When Attorney General Jeff Sessions announced in May that the administration would begin federally prosecuting all people who cross the border illegally, including asylum seekers, he flatly stated that this would result in children getting “separated” from their parents. Subsequently, White House chief of staff John Kelly explicitly described this as a “tough deterrent” to families crossing, though he denied this was heartless, claiming that the children will be put into “foster care or whatever.”

There is some confusion out there about the new policy. First, these children are entirely separate from the 1,500 or so children whose whereabouts the government has lost track of; those are children who crossed themselves, not with family members.

Second, the true nature of Sessions’s policy change is getting obscured. The shift here is that under Sessions, the Justice Department is prosecuting far more families for crossing the border, including asylum seekers, than previously. It is that change that is resulting in families getting separated, because that already has to happen once the parents are being prosecuted and jailed. The change is not that a new rule has been created to separate families. Thus, the administration is deliberately prosecuting more families in the full knowledge that it will mean more parents separated from children, and it is explicitly citing that fact to enhance its deterrent factor.

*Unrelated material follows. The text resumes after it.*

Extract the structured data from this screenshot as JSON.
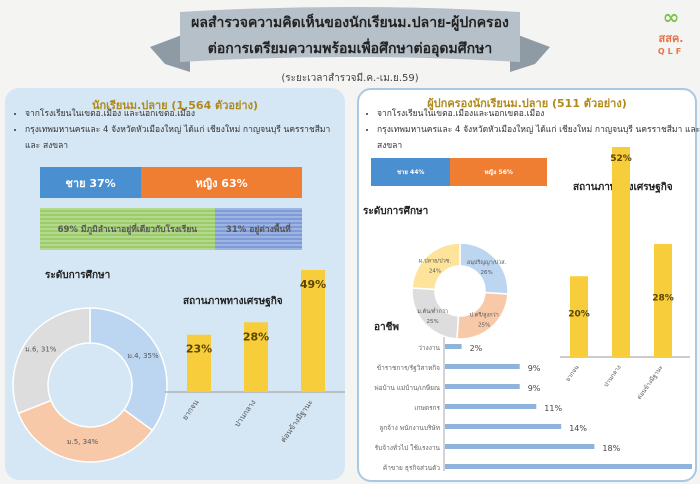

Indeed, the American Civil Liberties Union, which is suing to block the change, does not contest for now the constitutionality of Sessions’s decision to prosecute as many border-crossers as possible. (The ACLU separately argues that those seeking asylum should not be prosecuted, but it isn’t making that argument in this lawsuit.) Nor does the ACLU contest that when parents are prosecuted, they are going to be separated from their children for a very short period, while they are jailed before they are turned over to the custody of Immigration and Customs Enforcement pending their asylum hearing.

Rather, the ACLU is claiming that the administration is not reuniting parents and children for long after they are initially separated. Once the parents are released from prison and turned over to ICE, the ACLU says, the government should return the children to them at that point, but are not.

It is hard to know how many parents and children have been separated for long periods of time; it is likely the government will come under extreme pressure to provide a more specific accounting. But advocates told MSNBC’s Chris Hayes that they are seeing lengthy separations to a far greater extent than under any previous administration.

“If they were just separated for two days, that would be bad, but it wouldn’t be nearly as bad as what we’re seeing now,” Lee Gelernt, the lead ACLU lawyer on this case, tells me. “The longer separation is the real perceived deterrent in the administration’s view.”

Absurd new spin

This gets at the heart of why the administration’s new spin is so absurd. Its argument is that that these separations have a positive justification, in that they supposedly deter families from crossing the border. But obviously, it is precisely the fact that such separations are awful that would make it a deterrent in the first place. This is why the administration is ramping up the prosecutions — to produce more separations, creating that deterrent. Many of these people are fleeing violence and other horrific conditions at home. So any deterrent to that would have to be deliberately awful.

When Trump and officials claim that you should blame Democrats if you think these separations are inhumane, they are basically conceding the game here. What is actually driving the change is that Trump and administration officials don’t want high numbers of people to be crossing the border to apply for asylum at all, no matter what they are fleeing. When they demand Democratic help in minimizing those crossings, it shows that for them, the very fact that so many people can cross the border in search of asylum in the first place is the real problem here.